Why ‘Shame’ matters: What an NC-17 movie reveals about our culture.

***Disclaimer: ‘Shame’ is a movie released late in 2011 on the topic of sex addiction and it’s rated NC-17 for explicit sexual content.  I want to be clear, I have not, nor have any intention of viewing this movie and I do not recommend it.  However, much buzz has surrounded this movie, including possible Oscar nods, and I think it speaks volumes about our sex-absorbed culture in such a way, that I wanted to write a piece on it.***

There’s an ongoing debate regarding culture among evangelicals.  Do movies, music, art, sports and numerous other aspects of our society simply reflect the standards, norms and issues of our culture or do they influence and drive the ideas of the people living within the culture?  I would argue they do both.  They both reflect where our culture is at, being a piece of work created by the culture, which in turn, has the ability to influence the culture in various ways, though I believe different aspects of culture do this to different degrees, even down to the individual work of art itself.

With that said, I wanted to take a look at a particular film that was released late last year.  For it’s rating, it’s influence has been reaching with reviewers calling it bold, disturbing and powerful.  Simply put, Shame is a film about sex addiction, and the downward spiral of one man (Brandon) who finds himself quickly spinning out of control.  His nightly visits with high-end prostitutes and marathon sessions on the internet lead to immense depression, sadness, brokenness, leaving Brandon wondering what the point of such a pointless existence.   Donald Munro of Fresno Bee says it well: “(Shame is) An exercise in sadness so deep and aching that it’s like plunging ever downward into a midnight-black lake and never touching the bottom.”  

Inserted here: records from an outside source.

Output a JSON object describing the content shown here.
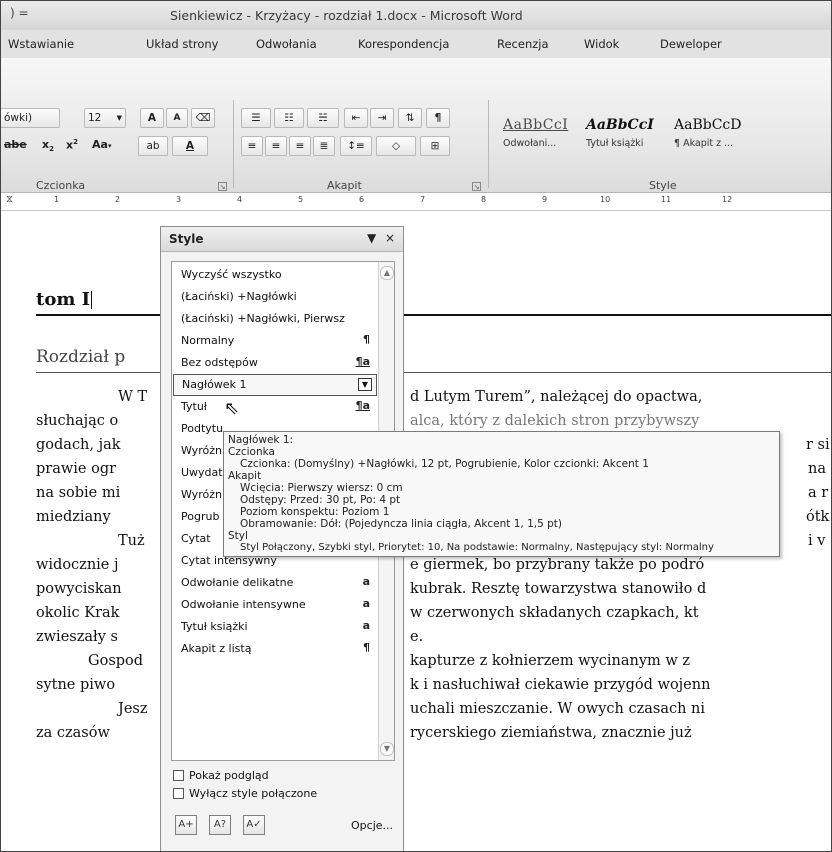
{
  "window": {
    "title": "Sienkiewicz - Krzyżacy - rozdział 1.docx - Microsoft Word",
    "qa_glyph": ") ="
  },
  "tabs": [
    "Wstawianie",
    "Układ strony",
    "Odwołania",
    "Korespondencja",
    "Recenzja",
    "Widok",
    "Deweloper"
  ],
  "ribbon": {
    "font": {
      "name_value": "ówki)",
      "size_value": "12",
      "label": "Czcionka",
      "grow_label": "A",
      "shrink_label": "A",
      "strike_label": "abe",
      "sub_label": "x",
      "sup_label": "x",
      "case_label": "Aa",
      "highlight_label": "ab",
      "color_label": "A"
    },
    "paragraph": {
      "label": "Akapit",
      "pilcrow": "¶"
    },
    "styles": {
      "label": "Style",
      "items": [
        {
          "preview": "AaBbCcI",
          "name": "Odwołani..."
        },
        {
          "preview": "AaBbCcI",
          "name": "Tytuł książki"
        },
        {
          "preview": "AaBbCcD",
          "name": "¶ Akapit z ..."
        }
      ]
    }
  },
  "ruler": {
    "numbers": [
      "1",
      "2",
      "3",
      "4",
      "5",
      "6",
      "7",
      "8",
      "9",
      "10",
      "11",
      "12"
    ]
  },
  "document": {
    "heading1": "tom I",
    "heading2": "Rozdział p",
    "lines": [
      "W T",
      "słuchając o",
      "godach, jak",
      "prawie ogr",
      "na sobie mi",
      "miedziany",
      "Tuż",
      "widocznie j",
      "powyciskan",
      "okolic Krak",
      "zwieszały s",
      "Gospod",
      "sytne piwo",
      "Jesz",
      "za czasów"
    ],
    "lines_right": [
      "d Lutym Turem”, należącej do opactwa,",
      "",
      "",
      "",
      "",
      "",
      "",
      "e giermek, bo przybrany także po podró",
      "kubrak. Resztę towarzystwa stanowiło d",
      "w czerwonych składanych czapkach, kt",
      "e.",
      "kapturze z kołnierzem wycinanym w z",
      "k i nasłuchiwał ciekawie przygód wojenn",
      "uchali mieszczanie. W owych czasach ni",
      "rycerskiego ziemiaństwa, znacznie już"
    ],
    "fragments": {
      "l2_tail": "alca, który z dalekich stron przybywszy",
      "l3_tail": "r si",
      "l4_tail": "na",
      "l5_tail": "a r",
      "l6_tail": "ótk",
      "l7_tail": "i v"
    }
  },
  "styles_pane": {
    "title": "Style",
    "menu_glyph": "▼",
    "close_glyph": "×",
    "items": [
      {
        "name": "Wyczyść wszystko",
        "glyph": ""
      },
      {
        "name": "(Łaciński) +Nagłówki",
        "glyph": ""
      },
      {
        "name": "(Łaciński) +Nagłówki, Pierwsz",
        "glyph": ""
      },
      {
        "name": "Normalny",
        "glyph": "¶"
      },
      {
        "name": "Bez odstępów",
        "glyph": "¶a"
      },
      {
        "name": "Nagłówek 1",
        "glyph": "▼"
      },
      {
        "name": "Tytuł",
        "glyph": "¶a"
      },
      {
        "name": "Podtytu",
        "glyph": ""
      },
      {
        "name": "Wyróżn",
        "glyph": ""
      },
      {
        "name": "Uwydat",
        "glyph": ""
      },
      {
        "name": "Wyróżn",
        "glyph": ""
      },
      {
        "name": "Pogrub",
        "glyph": ""
      },
      {
        "name": "Cytat",
        "glyph": ""
      },
      {
        "name": "Cytat intensywny",
        "glyph": ""
      },
      {
        "name": "Odwołanie delikatne",
        "glyph": "a"
      },
      {
        "name": "Odwołanie intensywne",
        "glyph": "a"
      },
      {
        "name": "Tytuł książki",
        "glyph": "a"
      },
      {
        "name": "Akapit z listą",
        "glyph": "¶"
      }
    ],
    "show_preview": "Pokaż podgląd",
    "disable_linked": "Wyłącz style połączone",
    "options": "Opcje..."
  },
  "tooltip": {
    "lines": [
      "Nagłówek 1:",
      "Czcionka",
      "Czcionka:  (Domyślny) +Nagłówki, 12 pt, Pogrubienie, Kolor czcionki: Akcent 1",
      "Akapit",
      "Wcięcia:  Pierwszy wiersz:  0 cm",
      "Odstępy:  Przed:  30 pt, Po:  4 pt",
      "Poziom konspektu:  Poziom 1",
      "Obramowanie:  Dół: (Pojedyncza linia ciągła, Akcent 1,  1,5 pt)",
      "Styl",
      "Styl Połączony, Szybki styl, Priorytet: 10, Na podstawie: Normalny, Następujący styl: Normalny"
    ]
  }
}
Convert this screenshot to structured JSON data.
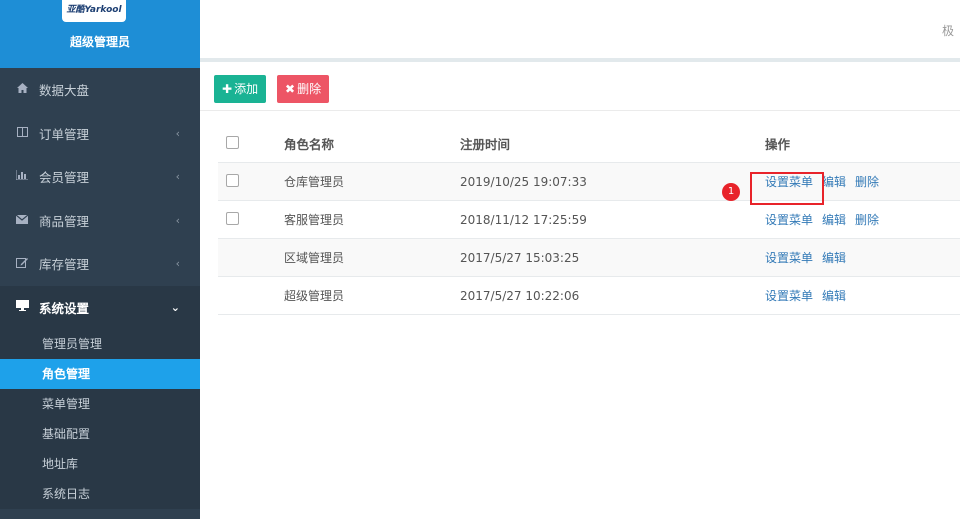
{
  "brand": {
    "logo_text": "亚酷Yarkool",
    "title": "超级管理员",
    "bg_color": "#1e8ed6"
  },
  "sidebar": {
    "items": [
      {
        "icon": "home-icon",
        "label": "数据大盘",
        "has_children": false
      },
      {
        "icon": "columns-icon",
        "label": "订单管理",
        "has_children": true
      },
      {
        "icon": "bar-chart-icon",
        "label": "会员管理",
        "has_children": true
      },
      {
        "icon": "envelope-icon",
        "label": "商品管理",
        "has_children": true
      },
      {
        "icon": "edit-icon",
        "label": "库存管理",
        "has_children": true
      },
      {
        "icon": "desktop-icon",
        "label": "系统设置",
        "has_children": true,
        "open": true
      }
    ],
    "subitems": [
      {
        "label": "管理员管理",
        "active": false
      },
      {
        "label": "角色管理",
        "active": true
      },
      {
        "label": "菜单管理",
        "active": false
      },
      {
        "label": "基础配置",
        "active": false
      },
      {
        "label": "地址库",
        "active": false
      },
      {
        "label": "系统日志",
        "active": false
      }
    ]
  },
  "topbar": {
    "right_text": "极"
  },
  "toolbar": {
    "add_icon": "plus-icon",
    "add_label": "添加",
    "delete_icon": "times-icon",
    "delete_label": "删除"
  },
  "table": {
    "headers": {
      "name": "角色名称",
      "time": "注册时间",
      "ops": "操作"
    },
    "rows": [
      {
        "checkbox": true,
        "name": "仓库管理员",
        "time": "2019/10/25 19:07:33",
        "ops": [
          "设置菜单",
          "编辑",
          "删除"
        ]
      },
      {
        "checkbox": true,
        "name": "客服管理员",
        "time": "2018/11/12 17:25:59",
        "ops": [
          "设置菜单",
          "编辑",
          "删除"
        ]
      },
      {
        "checkbox": false,
        "name": "区域管理员",
        "time": "2017/5/27 15:03:25",
        "ops": [
          "设置菜单",
          "编辑"
        ]
      },
      {
        "checkbox": false,
        "name": "超级管理员",
        "time": "2017/5/27 10:22:06",
        "ops": [
          "设置菜单",
          "编辑"
        ]
      }
    ]
  },
  "annotation": {
    "badge": "1",
    "color": "#e8232a"
  },
  "colors": {
    "sidebar": "#2f4050",
    "active": "#1ea1ea",
    "add": "#1ab394",
    "delete": "#ed5565",
    "link": "#337ab7"
  }
}
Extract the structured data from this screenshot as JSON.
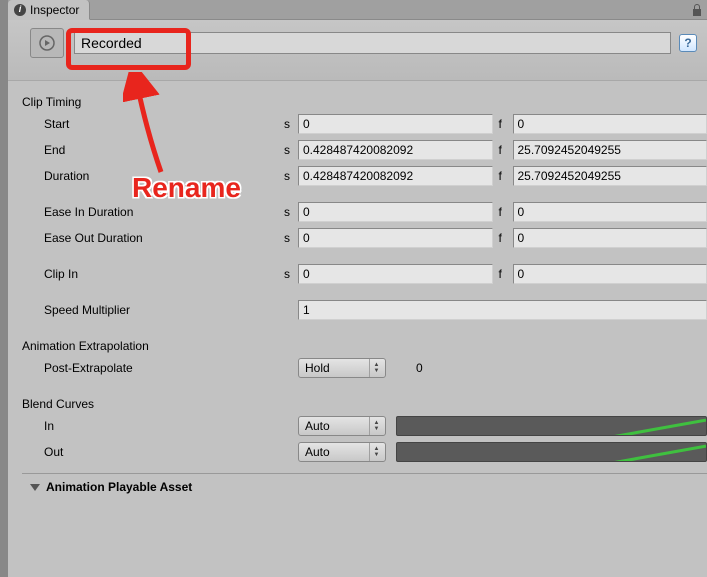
{
  "tab": {
    "label": "Inspector"
  },
  "header": {
    "name": "Recorded"
  },
  "sections": {
    "clipTiming": {
      "title": "Clip Timing",
      "rows": {
        "start": {
          "label": "Start",
          "unit_s": "s",
          "val_s": "0",
          "unit_f": "f",
          "val_f": "0"
        },
        "end": {
          "label": "End",
          "unit_s": "s",
          "val_s": "0.428487420082092",
          "unit_f": "f",
          "val_f": "25.7092452049255"
        },
        "duration": {
          "label": "Duration",
          "unit_s": "s",
          "val_s": "0.428487420082092",
          "unit_f": "f",
          "val_f": "25.7092452049255"
        },
        "easeIn": {
          "label": "Ease In Duration",
          "unit_s": "s",
          "val_s": "0",
          "unit_f": "f",
          "val_f": "0"
        },
        "easeOut": {
          "label": "Ease Out Duration",
          "unit_s": "s",
          "val_s": "0",
          "unit_f": "f",
          "val_f": "0"
        },
        "clipIn": {
          "label": "Clip In",
          "unit_s": "s",
          "val_s": "0",
          "unit_f": "f",
          "val_f": "0"
        },
        "speed": {
          "label": "Speed Multiplier",
          "val": "1"
        }
      }
    },
    "extrapolation": {
      "title": "Animation Extrapolation",
      "post": {
        "label": "Post-Extrapolate",
        "mode": "Hold",
        "extra": "0"
      }
    },
    "blend": {
      "title": "Blend Curves",
      "in": {
        "label": "In",
        "mode": "Auto"
      },
      "out": {
        "label": "Out",
        "mode": "Auto"
      }
    },
    "asset": {
      "title": "Animation Playable Asset"
    }
  },
  "annotation": {
    "text": "Rename"
  }
}
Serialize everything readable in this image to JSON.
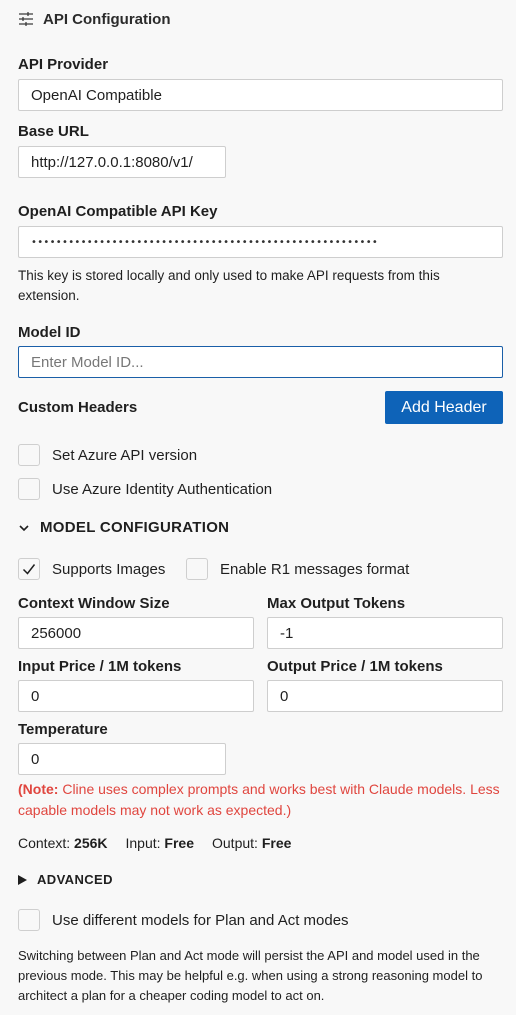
{
  "header": {
    "title": "API Configuration",
    "icon": "sliders-icon"
  },
  "provider": {
    "label": "API Provider",
    "value": "OpenAI Compatible"
  },
  "base_url": {
    "label": "Base URL",
    "value": "http://127.0.0.1:8080/v1/"
  },
  "api_key": {
    "label": "OpenAI Compatible API Key",
    "value": "••••••••••••••••••••••••••••••••••••••••••••••••••••••••",
    "help": "This key is stored locally and only used to make API requests from this extension."
  },
  "model_id": {
    "label": "Model ID",
    "placeholder": "Enter Model ID..."
  },
  "custom_headers": {
    "label": "Custom Headers",
    "button": "Add Header"
  },
  "azure": {
    "api_version": {
      "label": "Set Azure API version",
      "checked": false
    },
    "identity_auth": {
      "label": "Use Azure Identity Authentication",
      "checked": false
    }
  },
  "model_config": {
    "title": "MODEL CONFIGURATION",
    "supports_images": {
      "label": "Supports Images",
      "checked": true
    },
    "r1_format": {
      "label": "Enable R1 messages format",
      "checked": false
    },
    "context_window": {
      "label": "Context Window Size",
      "value": "256000"
    },
    "max_output": {
      "label": "Max Output Tokens",
      "value": "-1"
    },
    "input_price": {
      "label": "Input Price / 1M tokens",
      "value": "0"
    },
    "output_price": {
      "label": "Output Price / 1M tokens",
      "value": "0"
    },
    "temperature": {
      "label": "Temperature",
      "value": "0"
    }
  },
  "note": {
    "prefix": "(Note:",
    "text": " Cline uses complex prompts and works best with Claude models. Less capable models may not work as expected.)"
  },
  "stats": {
    "context_label": "Context:",
    "context_value": "256K",
    "input_label": "Input:",
    "input_value": "Free",
    "output_label": "Output:",
    "output_value": "Free"
  },
  "advanced": {
    "title": "ADVANCED"
  },
  "plan_act": {
    "label": "Use different models for Plan and Act modes",
    "checked": false,
    "help": "Switching between Plan and Act mode will persist the API and model used in the previous mode. This may be helpful e.g. when using a strong reasoning model to architect a plan for a cheaper coding model to act on."
  },
  "colors": {
    "accent": "#0e63b8",
    "warning": "#e0463f",
    "focus": "#1a5fa8"
  }
}
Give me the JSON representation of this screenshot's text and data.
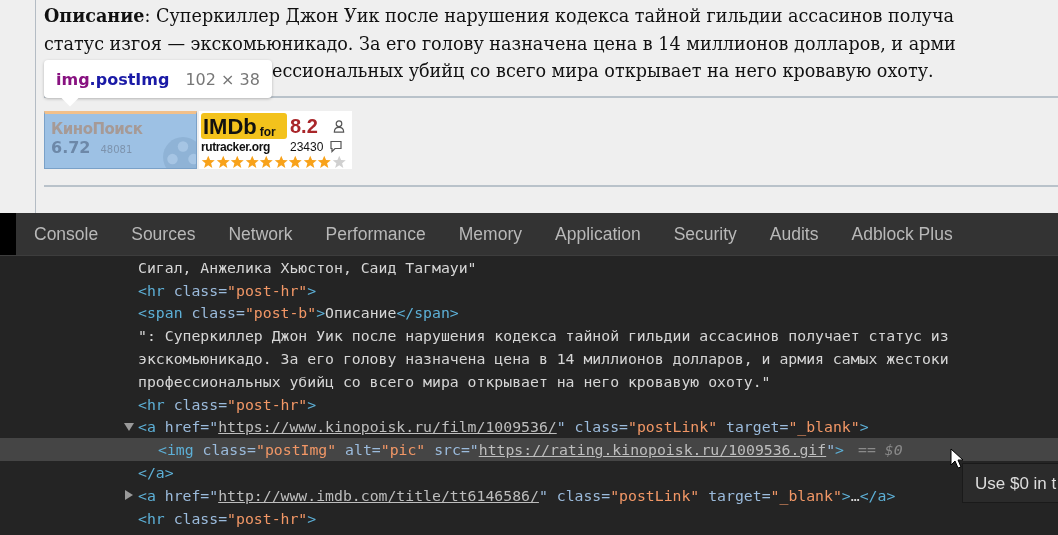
{
  "post": {
    "description_lines": [
      "**Описание**: Суперкиллер Джон Уик после нарушения кодекса тайной гильдии ассасинов получа",
      "статус изгоя — экскомьюникадо. За его голову назначена цена в 14 миллионов долларов, и арми"
    ],
    "description_tail": "ессиональных убийц со всего мира открывает на него кровавую охоту.",
    "inspect_tooltip": {
      "selector": "img.postImg",
      "size": "102 × 38"
    },
    "kinopoisk": {
      "logo": "КиноПоиск",
      "rating": "6.72",
      "votes": "48081"
    },
    "imdb": {
      "logo": "IMDb",
      "for": "for",
      "site": "rutracker.org",
      "rating": "8.2",
      "votes": "23430",
      "stars": 9
    }
  },
  "devtools": {
    "tabs": [
      {
        "label": "Console",
        "selected": false
      },
      {
        "label": "Sources",
        "selected": false
      },
      {
        "label": "Network",
        "selected": false
      },
      {
        "label": "Performance",
        "selected": false
      },
      {
        "label": "Memory",
        "selected": false
      },
      {
        "label": "Application",
        "selected": false
      },
      {
        "label": "Security",
        "selected": false
      },
      {
        "label": "Audits",
        "selected": false
      },
      {
        "label": "Adblock Plus",
        "selected": false
      }
    ],
    "nodes": [
      {
        "tokens": [
          {
            "kind": "text",
            "text": "Сигал, Анжелика Хьюстон, Саид Тагмауи\""
          }
        ]
      },
      {
        "tokens": [
          {
            "kind": "tag",
            "text": "<hr"
          },
          {
            "kind": "attr",
            "text": " class="
          },
          {
            "kind": "value",
            "text": "\"post-hr\""
          },
          {
            "kind": "tag",
            "text": ">"
          }
        ]
      },
      {
        "tokens": [
          {
            "kind": "tag",
            "text": "<span"
          },
          {
            "kind": "attr",
            "text": " class="
          },
          {
            "kind": "value",
            "text": "\"post-b\""
          },
          {
            "kind": "tag",
            "text": ">"
          },
          {
            "kind": "text",
            "text": "Описание"
          },
          {
            "kind": "tag",
            "text": "</span>"
          }
        ]
      },
      {
        "tokens": [
          {
            "kind": "text",
            "text": "\": Суперкиллер Джон Уик после нарушения кодекса тайной гильдии ассасинов получает статус из"
          }
        ]
      },
      {
        "tokens": [
          {
            "kind": "text",
            "text": "экскомьюникадо. За его голову назначена цена в 14 миллионов долларов, и армия самых жестоки"
          }
        ]
      },
      {
        "tokens": [
          {
            "kind": "text",
            "text": "профессиональных убийц со всего мира открывает на него кровавую охоту.\""
          }
        ]
      },
      {
        "tokens": [
          {
            "kind": "tag",
            "text": "<hr"
          },
          {
            "kind": "attr",
            "text": " class="
          },
          {
            "kind": "value",
            "text": "\"post-hr\""
          },
          {
            "kind": "tag",
            "text": ">"
          }
        ]
      },
      {
        "expanded": true,
        "tokens": [
          {
            "kind": "tag",
            "text": "<a"
          },
          {
            "kind": "attr",
            "text": " href=\""
          },
          {
            "kind": "link",
            "text": "https://www.kinopoisk.ru/film/1009536/"
          },
          {
            "kind": "attr",
            "text": "\" class="
          },
          {
            "kind": "value",
            "text": "\"postLink\""
          },
          {
            "kind": "attr",
            "text": " target="
          },
          {
            "kind": "value",
            "text": "\"_blank\""
          },
          {
            "kind": "tag",
            "text": ">"
          }
        ],
        "children": [
          {
            "selected": true,
            "suffix": "== $0",
            "tokens": [
              {
                "kind": "tag",
                "text": "<img"
              },
              {
                "kind": "attr",
                "text": " class="
              },
              {
                "kind": "value",
                "text": "\"postImg\""
              },
              {
                "kind": "attr",
                "text": " alt="
              },
              {
                "kind": "value",
                "text": "\"pic\""
              },
              {
                "kind": "attr",
                "text": " src=\""
              },
              {
                "kind": "link",
                "text": "https://rating.kinopoisk.ru/1009536.gif"
              },
              {
                "kind": "attr",
                "text": "\""
              },
              {
                "kind": "tag",
                "text": ">"
              }
            ]
          }
        ],
        "closing": [
          {
            "kind": "tag",
            "text": "</a>"
          }
        ]
      },
      {
        "expanded": false,
        "tokens": [
          {
            "kind": "tag",
            "text": "<a"
          },
          {
            "kind": "attr",
            "text": " href=\""
          },
          {
            "kind": "link",
            "text": "http://www.imdb.com/title/tt6146586/"
          },
          {
            "kind": "attr",
            "text": "\" class="
          },
          {
            "kind": "value",
            "text": "\"postLink\""
          },
          {
            "kind": "attr",
            "text": " target="
          },
          {
            "kind": "value",
            "text": "\"_blank\""
          },
          {
            "kind": "tag",
            "text": ">"
          },
          {
            "kind": "text",
            "text": "…"
          },
          {
            "kind": "tag",
            "text": "</a>"
          }
        ]
      },
      {
        "tokens": [
          {
            "kind": "tag",
            "text": "<hr"
          },
          {
            "kind": "attr",
            "text": " class="
          },
          {
            "kind": "value",
            "text": "\"post-hr\""
          },
          {
            "kind": "tag",
            "text": ">"
          }
        ]
      }
    ],
    "hint_tooltip": "Use $0 in t"
  }
}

Sally Hill of Your Houston News sums up the movie here: “Fassbender (“Inglorious Basterds,” “X-Men: First Class”) is…a Manhattan yuppie with a problem. We first see him lying in bed, barely covered by a sheet. He doesn’t look happy. When he gets up and walks around his lovely, but sparse apartment in the nude, he doesn’t look happy. When he is in the shower, he doesn’t look happy. You get it; he’s not a happy guy. And the sex he is having with prostitutes, women he picks up in bars, chat rooms, whatever, wherever doesn’t make him happy. It’s never enough. He needs more.”

This is precisely the point.  The blistering irony is, a sex-obsessed, relativistic culture that constantly declares that sex has no limits has created a movie about a man who is living the natural progression of such a lifestyle.  Shame wants to paint Brandon likely as a man who’s simply gone too far, but the logic of his lifestyle tells otherwise, and the truth is our culture is filled with men and women who are using sex to fill a void that can only be filled by Christ, and the end result parallels Romans 1 ever time.  Sin always destroys.  And the unrestrained, no-holds-barred sexuality of our culture has it’s consequences.

Brandon’s scenario is not unique.  He is not special.  He is the guy sitting behind you in church, or the co-worker on the other side of the cubicle. He does not need the right prescription or the right therapy.  He does not need to find a local SA group.  He desperately needs Christ.  He is moment to moment, drinking from a broken cistern; the kind God warns his people against. “My people have committed two sins: They have forsaken me, the spring of living water, and have dug their own cisterns, broken cisterns that cannot hold water” (Jeremiah 2:13)  Shame reveals in a clear way that drinking from broken cisterns only leads to hopelessness, depression, and destructive unhappiness.  This is always the pattern of sin, and it is always the result of living outside the bounds of how God created humanity to live.  When we worship the creation rather than the Creator (Rom.1), when we seek satisfaction for our souls in anything outside of Christ, we are always left empty and wanting more.  This is the ironic and haunting reality of those who pursue sex outside of God’s design: the very physical act which is meant to breed intimacy, love and passion actually creates loneliness, emptiness and is void of satisfaction.   We see this characterized over and over in Scripture.  Romans 3 describes the lives of those far from God as an ‘open grave’ and ‘their paths are ruin and misery, and the way of peace they have not known’.  Which is the complete opposite of how God intended life to be.  When living within God’s rules for sex and marriage, there is satisfaction and joy!  It’s beauty, passion and intimacy.  The one thing it’s not, is shame.